1 Samuel 6 threw me a curve this morning, I'll admit it. It's nothing earth shattering. No huge epiphany. It's not even anything that makes me question my faith or throw some doubt onto some belief that I may have. It was just...well, it was just odd.
Here's a little background. Yesterday's reading had the Philistines capturing the ark of the covenant. Today, they're wanting to give it back, but they're not sure how to go about it. So the priests and diviners among them said not to send the ark back empty, but that they needed to send a guilt offering. When the Philistines asked them what kind of guilt offering to send, here is what they said:
"Five gold tumors and five gold rats, according to the number of the Philistine rulers, because the same plague has struck both you and your rulers. Make models of the tumors and of the rats that are destroying the country, and pay honor to Israel's God." That's right, gold tumors and gold rats.
"Dad, this one is meowing..."
"...Ah, she wrapped up her cat."
"Great, can't wait to see what I got."
The question I have is, why did they think God would want a gold tumor? Why do we do some of the things we do? You see, I think we want to give really cool gifts, but sometimes I have to wonder if they don't appear as gold tumors. I mean, who doesn't want to be the one who gave their neice or nephew the really cool toy at Christmas? Why would we want to do any less for God? And it's not even about tithing.
What are the gifts we offer our Creator? One hour on Sunday morning? Well, that is unless UK is playing...that's right, I went there. Do we offer any other gifts during the week? Or, do we wait until next Sunday when we offer another hour? I've been thinking alot about this lately.
God doesn't need our gold tumors or rats, God wants our devotion. That's part of our discipleship, I think. I'm still figuring all of that out. We are called to make disciples as the church, and through our gifts of devotion, study, witness, care of others, and worship we are being discipled so that we can make disciples. And I think that is the gift God really desires.

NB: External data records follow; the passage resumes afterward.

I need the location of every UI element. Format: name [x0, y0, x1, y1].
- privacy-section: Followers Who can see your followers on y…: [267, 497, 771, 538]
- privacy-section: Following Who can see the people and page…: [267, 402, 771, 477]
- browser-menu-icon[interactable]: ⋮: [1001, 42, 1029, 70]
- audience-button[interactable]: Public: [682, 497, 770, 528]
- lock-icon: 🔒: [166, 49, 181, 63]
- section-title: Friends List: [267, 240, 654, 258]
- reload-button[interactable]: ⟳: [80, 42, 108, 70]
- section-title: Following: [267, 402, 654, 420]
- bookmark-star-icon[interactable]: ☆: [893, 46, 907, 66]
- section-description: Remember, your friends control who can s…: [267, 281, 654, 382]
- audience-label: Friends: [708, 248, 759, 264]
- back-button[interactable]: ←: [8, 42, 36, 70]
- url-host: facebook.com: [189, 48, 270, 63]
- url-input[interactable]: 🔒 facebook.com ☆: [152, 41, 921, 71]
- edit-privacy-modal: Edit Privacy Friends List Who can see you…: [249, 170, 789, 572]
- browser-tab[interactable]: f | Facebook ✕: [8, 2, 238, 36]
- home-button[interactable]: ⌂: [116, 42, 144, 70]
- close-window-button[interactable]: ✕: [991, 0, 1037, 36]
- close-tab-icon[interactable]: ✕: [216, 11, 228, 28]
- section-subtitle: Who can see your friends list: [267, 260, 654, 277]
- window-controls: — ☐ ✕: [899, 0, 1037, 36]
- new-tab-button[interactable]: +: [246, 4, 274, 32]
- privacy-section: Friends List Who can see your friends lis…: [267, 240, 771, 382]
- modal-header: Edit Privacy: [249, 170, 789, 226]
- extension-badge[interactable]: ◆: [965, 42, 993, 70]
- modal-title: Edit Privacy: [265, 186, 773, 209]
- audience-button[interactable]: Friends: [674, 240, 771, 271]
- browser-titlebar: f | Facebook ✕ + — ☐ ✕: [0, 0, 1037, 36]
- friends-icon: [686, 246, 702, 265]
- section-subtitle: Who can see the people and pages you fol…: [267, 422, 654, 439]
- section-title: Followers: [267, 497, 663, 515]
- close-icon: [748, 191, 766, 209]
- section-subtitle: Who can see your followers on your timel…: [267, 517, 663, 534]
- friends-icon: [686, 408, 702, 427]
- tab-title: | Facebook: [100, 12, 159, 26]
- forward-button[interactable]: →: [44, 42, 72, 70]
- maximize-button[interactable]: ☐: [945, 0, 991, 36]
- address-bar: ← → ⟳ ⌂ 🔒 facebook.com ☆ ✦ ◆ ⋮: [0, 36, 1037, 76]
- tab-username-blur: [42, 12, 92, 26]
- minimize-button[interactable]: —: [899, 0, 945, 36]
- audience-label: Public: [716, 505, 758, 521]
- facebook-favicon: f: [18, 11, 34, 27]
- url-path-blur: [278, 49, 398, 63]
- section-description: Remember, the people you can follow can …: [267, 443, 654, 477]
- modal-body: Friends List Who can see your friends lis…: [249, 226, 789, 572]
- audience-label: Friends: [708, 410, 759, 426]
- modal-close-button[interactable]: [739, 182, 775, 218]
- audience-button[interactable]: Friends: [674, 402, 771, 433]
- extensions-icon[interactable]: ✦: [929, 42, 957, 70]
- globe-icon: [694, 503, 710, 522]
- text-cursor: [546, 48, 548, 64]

So, First Church especially, as we begin to look at how effective we are at making disciples, I would ask you to look at the gifts you are giving the Creator. Are you spending time every day in devotion? If not, why? Are you spending time in study? If not, why? Are you spending time in witness? Care of others? Are you finding time during the week to worship? It doesn't have to be in a corporate setting. It can be as simple as one on one with God.
If we do these things...I think...God will not be saying as the gifts are opened, "Great, can't wait to see what I got."